# Scraping Data from Tripadvisor Using Beautiful Soup

Not all services provide an API for accessing their data, including popular websites such as Tripadvisor, Timeout London, and Gumtree. In cases where no API is available, we resort to extracting data directly from the webpage by parsing the HTML code.

The process is relatively straightforward: the webpage is loaded into memory, and the HTML content is then searched to locate the desired information. This is made feasible by the highly structured nature of HTML pages.

To accomplish this task, we require a couple of libraries. One is 'requests' (familiar to you), and the other is '***Beautiful Soup***' which assists in extracting information from a soup of HTML code. Refer to the [documentation](https://www.crummy.com/software/BeautifulSoup/bs4/doc/) for more details.

![](https://www.crummy.com/software/BeautifulSoup/bs4/doc/_images/6.1.jpg)

## Beautiful Soup

Let's get started with Beautiful Soup. We import the library and we have a look at an example:


In [1]:
from bs4 import BeautifulSoup

text = """
<html>
<head>
<title>
The Dormouse's story
</title>
</head>
<body>
<p class="title">
<b>
The Dormouse's story
</b>
</p>
<p class="story">
Once upon a time there were three little sisters; and their names were
<a class="sister" href="http://example.com/elsie" id="link1">
Elsie
</a>
,
<a class="sister" href="http://example.com/lacie" id="link2">
Lacie
</a>
and
<a class="sister" href="http://example.com/tillie" id="link3">
Tillie
</a>
; and they lived at the bottom of a well.
</p>
<p class="story">
...
</p>
</body>
</html>
 """

soup = BeautifulSoup(text)

The first command is to print the html file in a nice way.

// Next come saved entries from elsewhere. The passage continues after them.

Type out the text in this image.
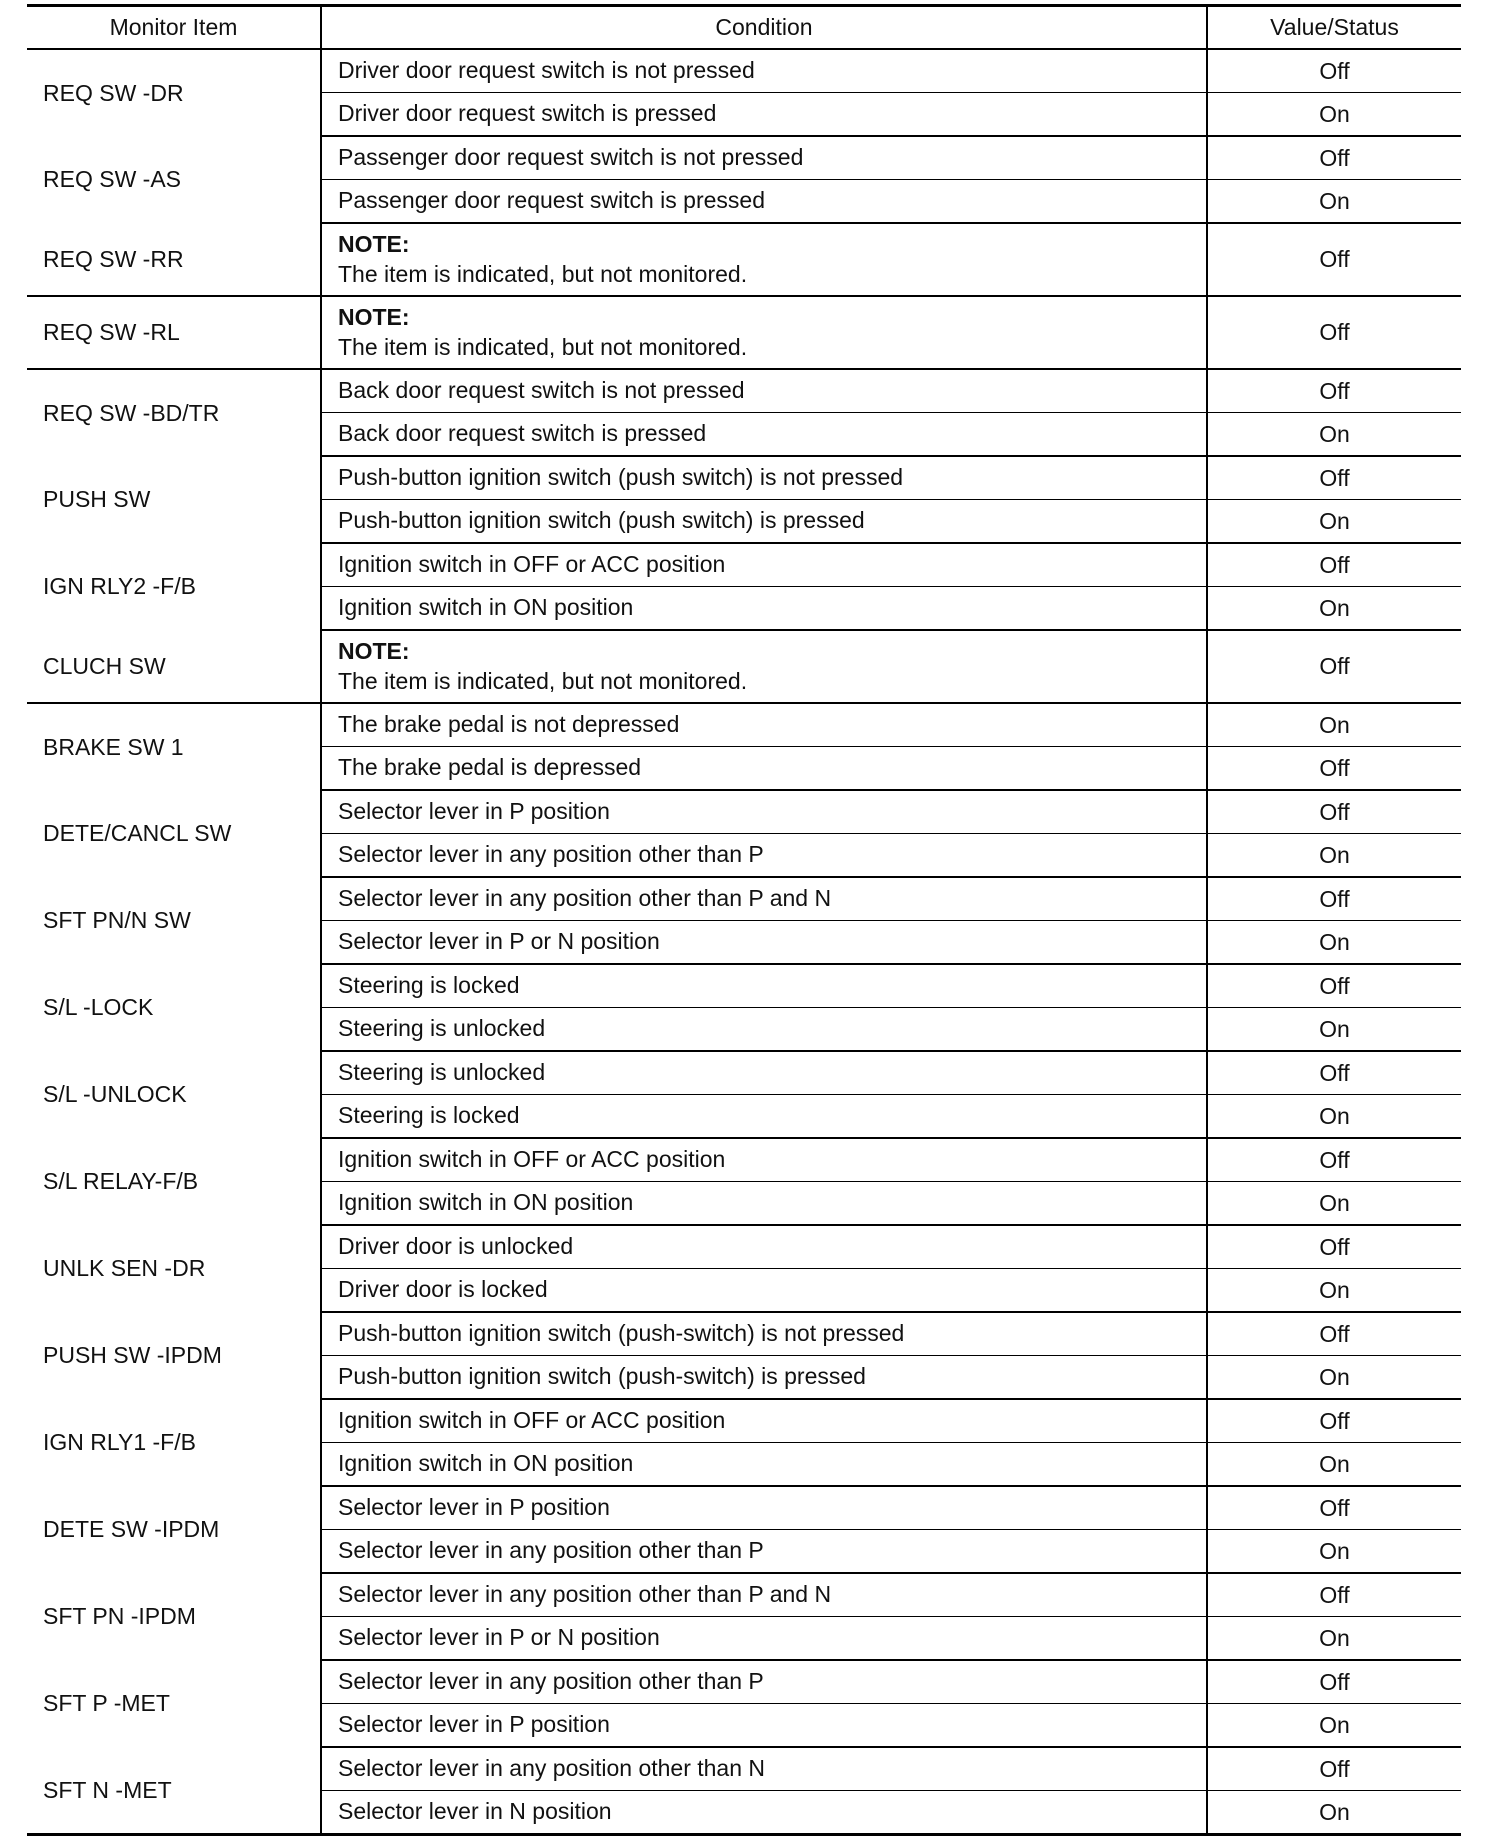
Monitor Item	Condition	Value/Status
REQ SW -DR	Driver door request switch is not pressed	Off
	Driver door request switch is pressed	On
REQ SW -AS	Passenger door request switch is not pressed	Off
	Passenger door request switch is pressed	On
REQ SW -RR	NOTE:
The item is indicated, but not monitored.	Off
REQ SW -RL	NOTE:
The item is indicated, but not monitored.	Off
REQ SW -BD/TR	Back door request switch is not pressed	Off
	Back door request switch is pressed	On
PUSH SW	Push-button ignition switch (push switch) is not pressed	Off
	Push-button ignition switch (push switch) is pressed	On
IGN RLY2 -F/B	Ignition switch in OFF or ACC position	Off
	Ignition switch in ON position	On
CLUCH SW	NOTE:
The item is indicated, but not monitored.	Off
BRAKE SW 1	The brake pedal is not depressed	On
	The brake pedal is depressed	Off
DETE/CANCL SW	Selector lever in P position	Off
	Selector lever in any position other than P	On
SFT PN/N SW	Selector lever in any position other than P and N	Off
	Selector lever in P or N position	On
S/L -LOCK	Steering is locked	Off
	Steering is unlocked	On
S/L -UNLOCK	Steering is unlocked	Off
	Steering is locked	On
S/L RELAY-F/B	Ignition switch in OFF or ACC position	Off
	Ignition switch in ON position	On
UNLK SEN -DR	Driver door is unlocked	Off
	Driver door is locked	On
PUSH SW -IPDM	Push-button ignition switch (push-switch) is not pressed	Off
	Push-button ignition switch (push-switch) is pressed	On
IGN RLY1 -F/B	Ignition switch in OFF or ACC position	Off
	Ignition switch in ON position	On
DETE SW -IPDM	Selector lever in P position	Off
	Selector lever in any position other than P	On
SFT PN -IPDM	Selector lever in any position other than P and N	Off
	Selector lever in P or N position	On
SFT P -MET	Selector lever in any position other than P	Off
	Selector lever in P position	On
SFT N -MET	Selector lever in any position other than N	Off
	Selector lever in N position	On
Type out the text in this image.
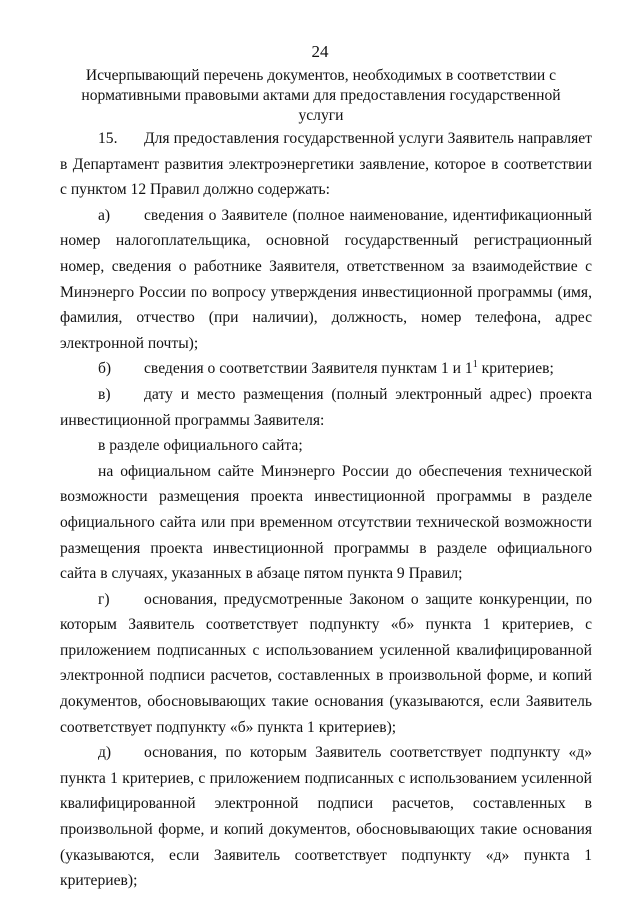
24
Исчерпывающий перечень документов, необходимых в соответствии с нормативными правовыми актами для предоставления государственной услуги

15. Для предоставления государственной услуги Заявитель направляет в Департамент развития электроэнергетики заявление, которое в соответствии с пунктом 12 Правил должно содержать:

а) сведения о Заявителе (полное наименование, идентификационный номер налогоплательщика, основной государственный регистрационный номер, сведения о работнике Заявителя, ответственном за взаимодействие с Минэнерго России по вопросу утверждения инвестиционной программы (имя, фамилия, отчество (при наличии), должность, номер телефона, адрес электронной почты);

б) сведения о соответствии Заявителя пунктам 1 и $1^1$ критериев;

в) дату и место размещения (полный электронный адрес) проекта инвестиционной программы Заявителя:

в разделе официального сайта;

на официальном сайте Минэнерго России до обеспечения технической возможности размещения проекта инвестиционной программы в разделе официального сайта или при временном отсутствии технической возможности размещения проекта инвестиционной программы в разделе официального сайта в случаях, указанных в абзаце пятом пункта 9 Правил;

г) основания, предусмотренные Законом о защите конкуренции, по которым Заявитель соответствует подпункту «б» пункта 1 критериев, с приложением подписанных с использованием усиленной квалифицированной электронной подписи расчетов, составленных в произвольной форме, и копий документов, обосновывающих такие основания (указываются, если Заявитель соответствует подпункту «б» пункта 1 критериев);

д) основания, по которым Заявитель соответствует подпункту «д» пункта 1 критериев, с приложением подписанных с использованием усиленной квалифицированной электронной подписи расчетов, составленных в произвольной форме, и копий документов, обосновывающих такие основания (указываются, если Заявитель соответствует подпункту «д» пункта 1 критериев);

❗You can use *sublime* as an alternative editor to inspect the code. Copy/paste the text into a new file in sublime, use "Ctrl" + "Shift" + "p" to install ["HTMLBeautify"](https://github.com/rareyman/HTMLBeautify).

In [2]:
print (soup.prettify())

<html>
 <head>
  <title>
   The Dormouse's story
  </title>
 </head>
 <body>
  <p class="title">
   <b>
    The Dormouse's story
   </b>
  </p>
  <p class="story">
   Once upon a time there were three little sisters; and their names were
   <a class="sister" href="http://example.com/elsie" id="link1">
    Elsie
   </a>
   ,
   <a class="sister" href="http://example.com/lacie" id="link2">
    Lacie
   </a>
   and
   <a class="sister" href="http://example.com/tillie" id="link3">
    Tillie
   </a>
   ; and they lived at the bottom of a well.
  </p>
  <p class="story">
   ...
  </p>
 </body>
</html>



There is some parsing that can be done with simple chain commands:

In [3]:
print(soup.body.p.get_text())
print(soup.head.title.get_text())



The Dormouse's story



The Dormouse's story



The two most used commands are `.find_all()` and `.find()`. Both are working the same way, except `.find()` returns the first match only and `.find_all() `returns all results as a list.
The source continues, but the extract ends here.